The intersection of radiotherapy and immunotherapy: mechanisms and clinical implications.

作者信息

Spiotto Michael, Fu Yang-Xin, Weichselbaum Ralph R

机构信息

Department of Radiation and Cellular Oncology, The University of Chicago, Chicago, IL; Ludwig Center for Metastases Research, The University of Chicago, Chicago, IL.

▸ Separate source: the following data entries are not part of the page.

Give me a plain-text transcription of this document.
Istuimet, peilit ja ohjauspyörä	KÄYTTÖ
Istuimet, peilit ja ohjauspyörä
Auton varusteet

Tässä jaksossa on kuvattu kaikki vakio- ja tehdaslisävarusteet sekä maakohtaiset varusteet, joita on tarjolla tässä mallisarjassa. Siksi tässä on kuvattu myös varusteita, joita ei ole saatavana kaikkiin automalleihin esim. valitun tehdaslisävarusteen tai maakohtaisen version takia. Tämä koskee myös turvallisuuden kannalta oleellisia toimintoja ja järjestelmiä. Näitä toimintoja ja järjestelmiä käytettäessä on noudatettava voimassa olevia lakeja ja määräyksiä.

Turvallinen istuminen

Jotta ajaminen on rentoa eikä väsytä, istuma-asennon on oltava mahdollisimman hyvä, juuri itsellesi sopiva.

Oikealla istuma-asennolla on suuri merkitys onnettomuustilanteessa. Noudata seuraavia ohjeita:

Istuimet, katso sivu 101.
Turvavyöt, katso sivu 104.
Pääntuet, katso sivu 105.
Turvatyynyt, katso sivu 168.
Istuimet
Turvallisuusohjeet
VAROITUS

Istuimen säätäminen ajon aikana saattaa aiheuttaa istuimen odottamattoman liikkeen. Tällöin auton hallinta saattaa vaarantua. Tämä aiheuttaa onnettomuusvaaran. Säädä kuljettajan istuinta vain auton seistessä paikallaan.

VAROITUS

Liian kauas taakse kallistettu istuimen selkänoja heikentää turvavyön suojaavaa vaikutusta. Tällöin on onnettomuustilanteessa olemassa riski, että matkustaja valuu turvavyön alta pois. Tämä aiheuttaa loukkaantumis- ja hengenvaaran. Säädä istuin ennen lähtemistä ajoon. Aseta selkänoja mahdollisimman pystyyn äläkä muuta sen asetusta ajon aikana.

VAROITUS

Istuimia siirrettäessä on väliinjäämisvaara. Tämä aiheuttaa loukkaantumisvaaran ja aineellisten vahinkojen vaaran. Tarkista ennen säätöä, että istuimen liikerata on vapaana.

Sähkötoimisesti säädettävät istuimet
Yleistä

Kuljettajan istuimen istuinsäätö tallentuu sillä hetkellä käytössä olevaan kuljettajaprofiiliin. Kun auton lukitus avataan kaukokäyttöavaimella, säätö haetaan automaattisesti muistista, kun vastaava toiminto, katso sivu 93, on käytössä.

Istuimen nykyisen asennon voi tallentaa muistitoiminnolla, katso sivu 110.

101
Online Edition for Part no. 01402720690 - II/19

Department of Pathology, University of Texas - Southwestern, Dallas, TX.

出版信息

Sci Immunol. 2016 Sep;1(3). doi: 10.1126/sciimmunol.aag1266. Epub 2016 Sep 30.

Abstract

By inducing DNA damage, radiotherapy both reduces tumor burden and enhances anti-tumor immunity. Here, we will review the mechanisms by which radiation induces anti-tumor immune responses that can be augmented using immunotherapies to facilitate tumor regression. Radiotherapy increases inflammation in tumors by activating the NF-κB and the Type I interferon response pathways to induce expression of pro-inflammatory cytokines. This inflammation coupled with antigen release from irradiated cells facilitates dendritic cell maturation and cross-presentation of tumor antigens to prime tumor-specific T cell responses. Radiation also sensitizes tumors to these T cell responses by enhancing T cell infiltration into tumors and the recognition of both malignant cancer cells and non-malignant stroma that present cognate antigen. Yet, these anti-tumor immune responses may be blunted by several mechanisms including regulatory T cells and checkpoint molecules that promote T cell tolerance and exhaustion. Consequently, the combination of immunotherapy using vaccines and/or checkpoint inhibitors with radiation is demonstrating early clinical potential. Overall, this review will provide a global view for how radiation and the immune system converge to target cancers and the early attempts to exploit this synergy in clinical practice.

摘要

通过诱导DNA损伤,放射疗法既能减轻肿瘤负担,又能增强抗肿瘤免疫力。在此,我们将综述辐射诱导抗肿瘤免疫反应的机制,这些反应可通过免疫疗法增强,以促进肿瘤消退。放射疗法通过激活NF-κB和I型干扰素反应途径来诱导促炎细胞因子的表达,从而增加肿瘤中的炎症。这种炎症与受照射细胞释放的抗原相结合,促进树突状细胞成熟以及肿瘤抗原的交叉呈递,从而启动肿瘤特异性T细胞反应。放射疗法还通过增强T细胞向肿瘤的浸润以及对呈递同源抗原的恶性癌细胞和非恶性基质的识别,使肿瘤对这些T细胞反应敏感。然而,这些抗肿瘤免疫反应可能会因多种机制而减弱,包括促进T细胞耐受和耗竭的调节性T细胞和检查点分子。因此,使用疫苗和/或检查点抑制剂的免疫疗法与放射疗法的联合应用已显示出早期临床潜力。总体而言,本综述将全面阐述辐射与免疫系统如何协同作用靶向癌症,以及在临床实践中利用这种协同作用的早期尝试。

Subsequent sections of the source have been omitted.